2 DEFINITION VON NANOMATERIALIEN Ein erster wichtiger Schritt zum Verständnis bei der Betrachtung von Nanomaterialien ist eine allgemein anerkannte Definition. Nach der in „ISO/TS 27687:2008 Nanotechnologies – Terminology and definitions for nano-objects – nanoparticle, nanofibre and nanoplate“ dargelegten Definition des ISO Technical Committee 229 „Nanotechnologies“, der als Arbeitsdefinition auch von der „OECD-Organisation for Economic Cooperation and Developement“ übernommen wurde, werden unter Nanomaterialien entweder nanostrukturierte Materialien oder sogenannte Nanoobjekte verstanden.

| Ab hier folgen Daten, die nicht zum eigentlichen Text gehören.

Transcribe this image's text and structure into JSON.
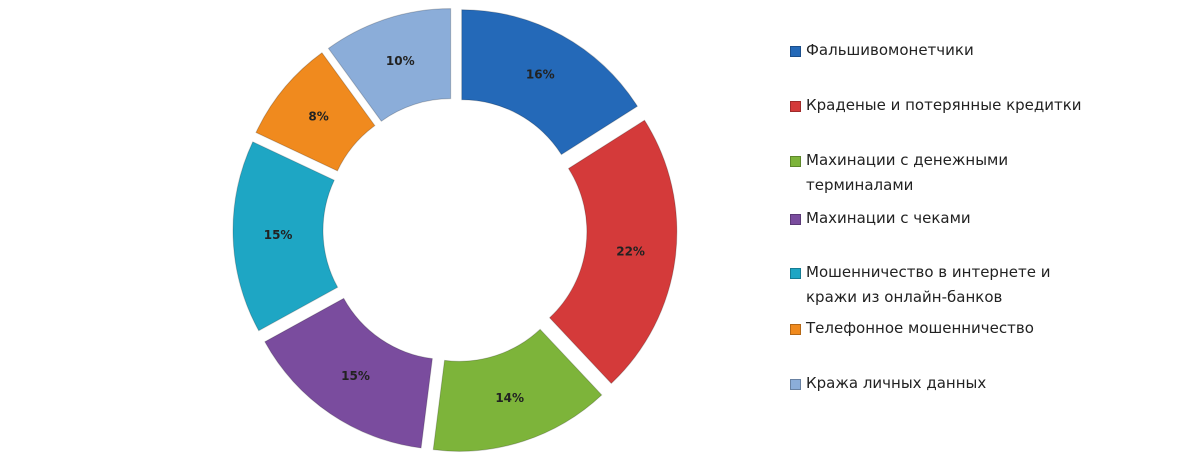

Unter nanoskalig ist eine Dimension von näherungsweise 1 nm bis 100 nm zu verstehen. Nanostrukturierte Materialien besitzen eine innere nanoskalige Struktur oder eine nanoskalige Oberflächenstruktur. Die Materialien selbst sind aber größer. Typische Vertreter sind Composite, Aggregate und Agglomerate von Nanoobjekten. Nanoobjekte sind Materialien, die entweder in ein, zwei oder drei äußeren Dimensionen nanoskalig sind; typische Vertreter sind Nanoplättchen, Nanofasern und Nanopartikel. Als Beispiele für Nanoobjekte seien hier exemplarisch Kieselsol (Dispersion von nanoskaligem Siliciumdioxid) oder die Stoffklasse der Schichtsilikate (Phyllosilikate) genannt.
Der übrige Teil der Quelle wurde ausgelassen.